Recently, I was asked to be the Program Chair for the Leadership Summit. This is a one day event focused on building leadership mastery that follows several 4-5 days of tutorials and sessions at the SQE Better Software/Agile Development/DevOps conference. To say people are wiped out by the time Friday rolls around, is simply a big understatement. So I brainstormed with the speakers: Doc List, Jake Calabrese, Mike Longin, Prateek Singh and Noopur Davis. What could we do that would be valuable to leaders and increase energy in the room?
Luckily, a number of these wonderful people had been exposed to Presentation Karaoke! This is Arlo Belshee’s genius creation. He had the idea a couple of years ago and immediately worked to make it a reality. Essentially, you pick a random topic from a fishbowl (maybe TDD, Mindset, etc) and then you present against a huge deck of slides that automatically advance. You have NO IDEA what is going to show up on that screen – but you have to keep talking about your selected topic.
In order to increase the safety of getting as many volunteers as possible in 30 minutes, I make a couple of tweaks. First, I lowered the time before slide advancement to 20 seconds. Second, I lowered how long you were up there to about 2 minutes. Third, you could have the crowd give you three topics to choose from or choose your own topic. The core remained the same…no idea what was going to be shown next.
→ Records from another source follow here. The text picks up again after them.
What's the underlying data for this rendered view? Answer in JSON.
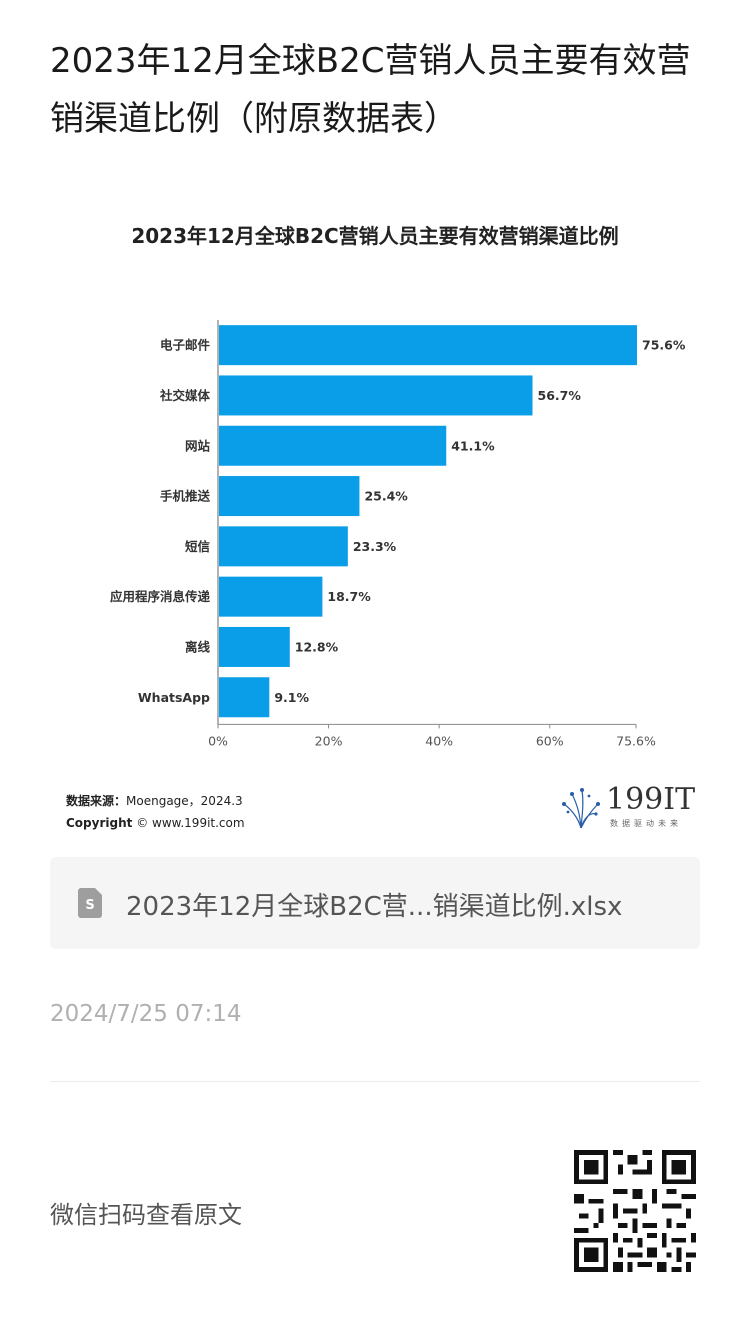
{
  "article": {
    "title": "2023年12月全球B2C营销人员主要有效营销渠道比例（附原数据表）"
  },
  "chart_data": {
    "type": "bar",
    "orientation": "horizontal",
    "title": "2023年12月全球B2C营销人员主要有效营销渠道比例",
    "categories": [
      "电子邮件",
      "社交媒体",
      "网站",
      "手机推送",
      "短信",
      "应用程序消息传递",
      "离线",
      "WhatsApp"
    ],
    "values": [
      75.6,
      56.7,
      41.1,
      25.4,
      23.3,
      18.7,
      12.8,
      9.1
    ],
    "data_labels": [
      "75.6%",
      "56.7%",
      "41.1%",
      "25.4%",
      "23.3%",
      "18.7%",
      "12.8%",
      "9.1%"
    ],
    "x_ticks": [
      0,
      20,
      40,
      60,
      75.6
    ],
    "x_tick_labels": [
      "0%",
      "20%",
      "40%",
      "60%",
      "75.6%"
    ],
    "xlim": [
      0,
      75.6
    ],
    "bar_color": "#0a9ee8",
    "grid": false,
    "legend": "none"
  },
  "source": {
    "label": "数据来源：",
    "value": "Moengage，2024.3",
    "copyright_label": "Copyright",
    "copyright_value": "© www.199it.com"
  },
  "brand": {
    "name": "199IT",
    "tagline": "数据驱动未来",
    "logo_icon": "dandelion-logo-icon"
  },
  "attachment": {
    "icon": "spreadsheet-file-icon",
    "filename": "2023年12月全球B2C营...销渠道比例.xlsx"
  },
  "meta": {
    "timestamp": "2024/7/25 07:14"
  },
  "qr": {
    "caption": "微信扫码查看原文",
    "icon": "qr-code-icon"
  }
}
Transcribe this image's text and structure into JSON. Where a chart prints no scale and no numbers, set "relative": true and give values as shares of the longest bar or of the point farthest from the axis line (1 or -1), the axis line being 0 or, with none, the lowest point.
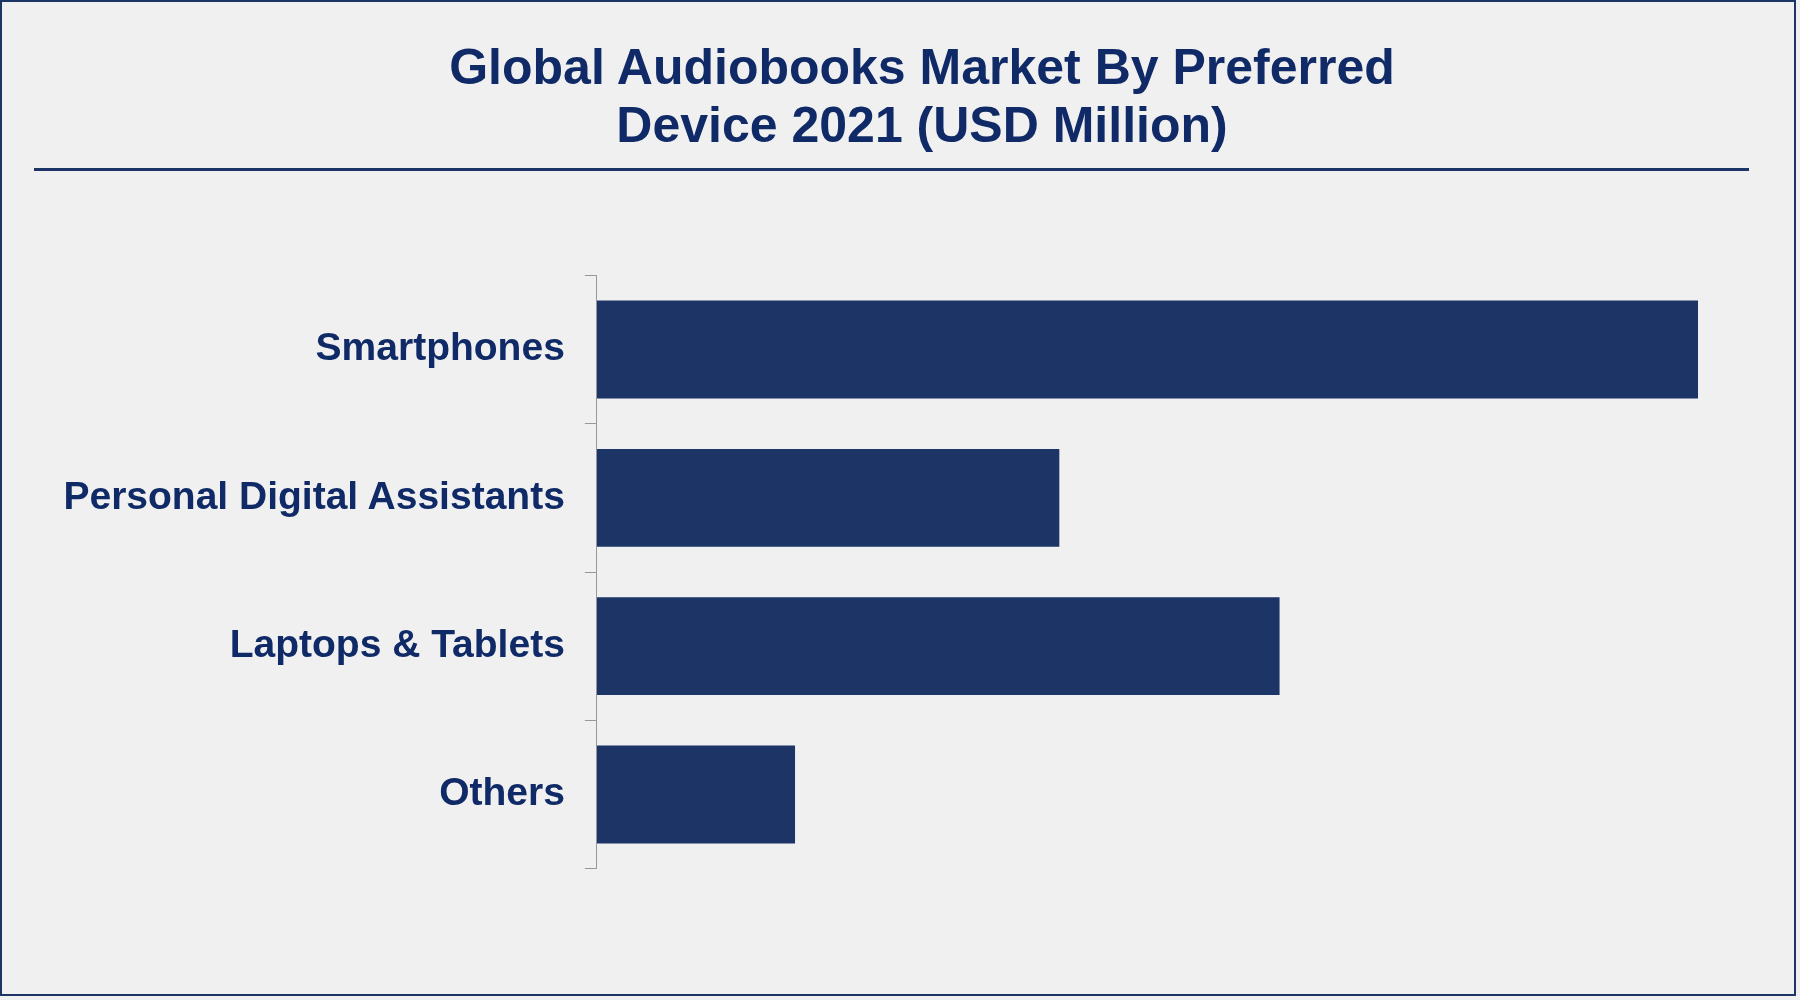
{
  "chart_data": {
    "type": "bar",
    "orientation": "horizontal",
    "relative": true,
    "title": "Global Audiobooks Market By Preferred Device 2021 (USD Million)",
    "categories": [
      "Smartphones",
      "Personal Digital Assistants",
      "Laptops & Tablets",
      "Others"
    ],
    "values": [
      1,
      0.42,
      0.62,
      0.18
    ],
    "color": "#1c3566"
  }
}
So many awesome things to highlight:
- Volunteers: Yes, all the speakers were prepared to play but we had tons of attendees eager to give it a shot. Most even had the audience give them three topic options to choose from.
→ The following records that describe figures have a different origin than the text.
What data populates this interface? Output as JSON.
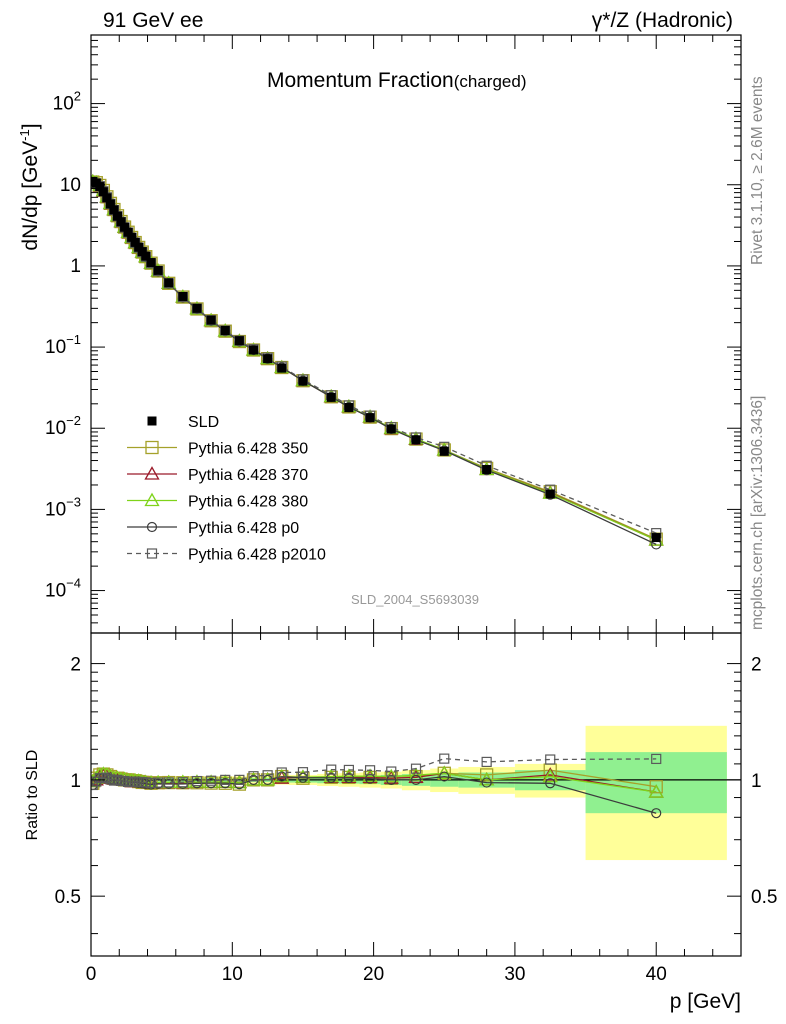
{
  "header": {
    "left": "91 GeV ee",
    "right": "γ*/Z (Hadronic)"
  },
  "side_labels": {
    "rivet": "Rivet 3.1.10, ≥ 2.6M events",
    "mcplots": "mcplots.cern.ch [arXiv:1306.3436]"
  },
  "chart_data": [
    {
      "type": "scatter",
      "title_main": "Momentum Fraction",
      "title_sub": "(charged)",
      "watermark": "SLD_2004_S5693039",
      "ylabel_main": "dN/dp [GeV",
      "ylabel_sup": "-1",
      "ylabel_close": "]",
      "xlim": [
        0,
        46
      ],
      "ylim": [
        3e-05,
        700
      ],
      "yscale": "log",
      "yticks": [
        {
          "v": 0.0001,
          "m": "10",
          "e": "−4"
        },
        {
          "v": 0.001,
          "m": "10",
          "e": "−3"
        },
        {
          "v": 0.01,
          "m": "10",
          "e": "−2"
        },
        {
          "v": 0.1,
          "m": "10",
          "e": "−1"
        },
        {
          "v": 1,
          "m": "1",
          "e": ""
        },
        {
          "v": 10,
          "m": "10",
          "e": ""
        },
        {
          "v": 100,
          "m": "10",
          "e": "2"
        }
      ],
      "legend_position": "left-middle",
      "x": [
        0.125,
        0.375,
        0.625,
        0.875,
        1.125,
        1.375,
        1.625,
        1.875,
        2.125,
        2.375,
        2.625,
        2.875,
        3.125,
        3.375,
        3.625,
        3.875,
        4.25,
        4.75,
        5.5,
        6.5,
        7.5,
        8.5,
        9.5,
        10.5,
        11.5,
        12.5,
        13.5,
        15.0,
        17.0,
        18.25,
        19.75,
        21.25,
        23.0,
        25.0,
        28.0,
        32.5,
        40.0
      ],
      "series": [
        {
          "name": "SLD",
          "color": "#000000",
          "marker": "filled-square",
          "line": "none",
          "values": [
            11.0,
            10.5,
            9.5,
            8.2,
            6.9,
            5.8,
            4.9,
            4.1,
            3.5,
            3.0,
            2.6,
            2.25,
            1.95,
            1.7,
            1.5,
            1.32,
            1.1,
            0.88,
            0.62,
            0.42,
            0.3,
            0.215,
            0.16,
            0.12,
            0.092,
            0.072,
            0.055,
            0.038,
            0.024,
            0.018,
            0.0135,
            0.0098,
            0.0072,
            0.0052,
            0.0031,
            0.00155,
            0.00045
          ]
        },
        {
          "name": "Pythia 6.428 350",
          "color": "#a5a12a",
          "marker": "open-square",
          "line": "solid",
          "values": [
            10.8,
            10.6,
            9.8,
            8.5,
            7.1,
            5.9,
            4.95,
            4.15,
            3.52,
            3.01,
            2.6,
            2.24,
            1.94,
            1.69,
            1.48,
            1.3,
            1.08,
            0.865,
            0.61,
            0.413,
            0.295,
            0.211,
            0.157,
            0.117,
            0.092,
            0.072,
            0.056,
            0.0385,
            0.0244,
            0.0183,
            0.0137,
            0.0099,
            0.00735,
            0.0054,
            0.0032,
            0.00165,
            0.00043
          ]
        },
        {
          "name": "Pythia 6.428 370",
          "color": "#9b1b2a",
          "marker": "open-triangle",
          "line": "solid",
          "values": [
            10.9,
            10.5,
            9.7,
            8.4,
            7.05,
            5.85,
            4.92,
            4.12,
            3.5,
            3.0,
            2.58,
            2.23,
            1.93,
            1.68,
            1.48,
            1.3,
            1.08,
            0.864,
            0.61,
            0.413,
            0.296,
            0.212,
            0.158,
            0.118,
            0.092,
            0.072,
            0.056,
            0.0385,
            0.0244,
            0.0183,
            0.0137,
            0.0099,
            0.0073,
            0.0054,
            0.0031,
            0.0016,
            0.00042
          ]
        },
        {
          "name": "Pythia 6.428 380",
          "color": "#7fd31a",
          "marker": "open-triangle",
          "line": "solid",
          "values": [
            10.9,
            10.6,
            9.8,
            8.5,
            7.1,
            5.9,
            4.95,
            4.14,
            3.51,
            3.01,
            2.59,
            2.24,
            1.94,
            1.69,
            1.48,
            1.3,
            1.08,
            0.866,
            0.611,
            0.414,
            0.296,
            0.212,
            0.158,
            0.118,
            0.092,
            0.072,
            0.056,
            0.0386,
            0.0245,
            0.0184,
            0.0138,
            0.01,
            0.0074,
            0.0054,
            0.0031,
            0.00158,
            0.00042
          ]
        },
        {
          "name": "Pythia 6.428 p0",
          "color": "#3c3c3c",
          "marker": "open-circle",
          "line": "solid",
          "values": [
            10.7,
            10.4,
            9.6,
            8.3,
            7.0,
            5.82,
            4.88,
            4.1,
            3.48,
            2.98,
            2.57,
            2.22,
            1.92,
            1.67,
            1.47,
            1.29,
            1.07,
            0.86,
            0.605,
            0.41,
            0.294,
            0.211,
            0.157,
            0.117,
            0.092,
            0.072,
            0.056,
            0.0385,
            0.0243,
            0.0182,
            0.0136,
            0.0098,
            0.0072,
            0.0053,
            0.00305,
            0.00152,
            0.00037
          ]
        },
        {
          "name": "Pythia 6.428 p2010",
          "color": "#5a5a5a",
          "marker": "open-square-small",
          "line": "dashed",
          "values": [
            10.7,
            10.4,
            9.6,
            8.3,
            7.0,
            5.82,
            4.88,
            4.1,
            3.48,
            2.98,
            2.57,
            2.22,
            1.93,
            1.68,
            1.48,
            1.3,
            1.08,
            0.866,
            0.611,
            0.414,
            0.298,
            0.214,
            0.16,
            0.12,
            0.094,
            0.074,
            0.0575,
            0.0398,
            0.0255,
            0.0191,
            0.0143,
            0.0103,
            0.0077,
            0.0059,
            0.00345,
            0.00175,
            0.00051
          ]
        }
      ]
    },
    {
      "type": "line",
      "ylabel": "Ratio to SLD",
      "xlabel": "p [GeV]",
      "xlim": [
        0,
        46
      ],
      "ylim": [
        0.35,
        2.4
      ],
      "yscale": "log",
      "yticks": [
        {
          "v": 0.5,
          "label": "0.5"
        },
        {
          "v": 1,
          "label": "1"
        },
        {
          "v": 2,
          "label": "2"
        }
      ],
      "xticks": [
        {
          "v": 0,
          "label": "0"
        },
        {
          "v": 10,
          "label": "10"
        },
        {
          "v": 20,
          "label": "20"
        },
        {
          "v": 30,
          "label": "30"
        },
        {
          "v": 40,
          "label": "40"
        }
      ],
      "bands": {
        "edges": [
          0,
          0.25,
          0.5,
          0.75,
          1.0,
          1.25,
          1.5,
          1.75,
          2.0,
          2.25,
          2.5,
          2.75,
          3.0,
          3.25,
          3.5,
          3.75,
          4.0,
          4.5,
          5.0,
          6.0,
          7.0,
          8.0,
          9.0,
          10.0,
          11.0,
          12.0,
          13.0,
          14.0,
          16.0,
          17.5,
          19.0,
          20.5,
          22.0,
          24.0,
          26.0,
          30.0,
          35.0,
          45.0
        ],
        "stat_rel": [
          0.02,
          0.02,
          0.015,
          0.015,
          0.012,
          0.012,
          0.012,
          0.012,
          0.012,
          0.012,
          0.012,
          0.012,
          0.012,
          0.012,
          0.012,
          0.012,
          0.012,
          0.012,
          0.012,
          0.012,
          0.012,
          0.012,
          0.012,
          0.012,
          0.012,
          0.013,
          0.014,
          0.016,
          0.02,
          0.022,
          0.025,
          0.03,
          0.035,
          0.04,
          0.045,
          0.06,
          0.18
        ],
        "total_rel": [
          0.035,
          0.03,
          0.025,
          0.022,
          0.02,
          0.02,
          0.02,
          0.02,
          0.02,
          0.02,
          0.02,
          0.02,
          0.02,
          0.02,
          0.02,
          0.02,
          0.02,
          0.02,
          0.02,
          0.02,
          0.02,
          0.02,
          0.022,
          0.022,
          0.024,
          0.026,
          0.028,
          0.03,
          0.036,
          0.04,
          0.045,
          0.05,
          0.06,
          0.07,
          0.08,
          0.1,
          0.38
        ],
        "stat_color": "#90f090",
        "total_color": "#ffff99"
      },
      "series": [
        {
          "name": "Pythia 6.428 350",
          "color": "#a5a12a",
          "marker": "open-square",
          "line": "solid",
          "values": [
            0.98,
            1.01,
            1.03,
            1.035,
            1.03,
            1.02,
            1.01,
            1.01,
            1.005,
            1.0,
            1.0,
            0.995,
            0.995,
            0.99,
            0.985,
            0.985,
            0.98,
            0.983,
            0.984,
            0.983,
            0.983,
            0.981,
            0.98,
            0.975,
            1.0,
            1.0,
            1.02,
            1.01,
            1.015,
            1.015,
            1.015,
            1.01,
            1.02,
            1.04,
            1.03,
            1.06,
            0.96
          ]
        },
        {
          "name": "Pythia 6.428 370",
          "color": "#9b1b2a",
          "marker": "open-triangle",
          "line": "solid",
          "values": [
            0.99,
            1.0,
            1.02,
            1.025,
            1.02,
            1.01,
            1.005,
            1.0,
            1.0,
            1.0,
            0.995,
            0.99,
            0.99,
            0.99,
            0.985,
            0.985,
            0.98,
            0.982,
            0.984,
            0.983,
            0.985,
            0.985,
            0.985,
            0.985,
            1.0,
            1.0,
            1.01,
            1.015,
            1.015,
            1.015,
            1.015,
            1.01,
            1.015,
            1.04,
            1.0,
            1.03,
            0.93
          ]
        },
        {
          "name": "Pythia 6.428 380",
          "color": "#7fd31a",
          "marker": "open-triangle",
          "line": "solid",
          "values": [
            0.99,
            1.01,
            1.03,
            1.035,
            1.03,
            1.02,
            1.01,
            1.01,
            1.003,
            1.003,
            0.996,
            0.995,
            0.995,
            0.994,
            0.987,
            0.985,
            0.982,
            0.984,
            0.985,
            0.986,
            0.987,
            0.986,
            0.987,
            0.983,
            1.0,
            1.0,
            1.02,
            1.016,
            1.02,
            1.022,
            1.022,
            1.02,
            1.028,
            1.04,
            1.0,
            1.02,
            0.93
          ]
        },
        {
          "name": "Pythia 6.428 p0",
          "color": "#3c3c3c",
          "marker": "open-circle",
          "line": "solid",
          "values": [
            0.97,
            0.99,
            1.01,
            1.012,
            1.014,
            1.003,
            0.996,
            1.0,
            0.994,
            0.993,
            0.988,
            0.987,
            0.985,
            0.982,
            0.98,
            0.977,
            0.973,
            0.977,
            0.976,
            0.976,
            0.98,
            0.981,
            0.981,
            0.975,
            1.0,
            1.0,
            1.02,
            1.013,
            1.012,
            1.011,
            1.007,
            1.0,
            1.0,
            1.02,
            0.984,
            0.98,
            0.82
          ]
        },
        {
          "name": "Pythia 6.428 p2010",
          "color": "#5a5a5a",
          "marker": "open-square-small",
          "line": "dashed",
          "values": [
            0.97,
            0.99,
            1.01,
            1.012,
            1.014,
            1.003,
            0.996,
            1.0,
            0.994,
            0.993,
            0.988,
            0.987,
            0.99,
            0.988,
            0.987,
            0.985,
            0.982,
            0.984,
            0.985,
            0.986,
            0.993,
            0.995,
            1.0,
            1.0,
            1.022,
            1.028,
            1.045,
            1.047,
            1.063,
            1.061,
            1.059,
            1.051,
            1.069,
            1.135,
            1.113,
            1.129,
            1.133
          ]
        }
      ]
    }
  ]
}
- Energy: Laughter is plentiful. Sometimes because the slides seem almost too perfect for the topic, sometimes because there just is no way to connect a random cat photo to BDD, and sometimes because the speaker thinks of something so clever that you just laugh from delight.
- Comfort Zone Challenge: This was new for most people in the room and they were willing to try in front of others. What a great example a leader can set for his/her teams that failing is learning and trying is important!
- Knowledge: Some remarked that they were surprised by how much knowledge that had to be able to make random connections.
- Confidence: For many people, public speaking is not high on the list of favorite things to do. People get nervous about making a mistake, not having all the answers, not being polished, etc. In this format, the pressure for perfection is off.
- Stress Check: The stress of “can I do this” is there but two minutes with slides going every 20 seconds, means that this is over very quickly. There is a low bar for being able to overcome the stress that might prevent you from trying.
- Improv: Let’s face it, leaders never know what is coming next. Working the muscle of adapting quickly and calmly is extremely beneficial. This is simply an amazing tool to practice growing that muscle.
What might you leverage the value of this tool?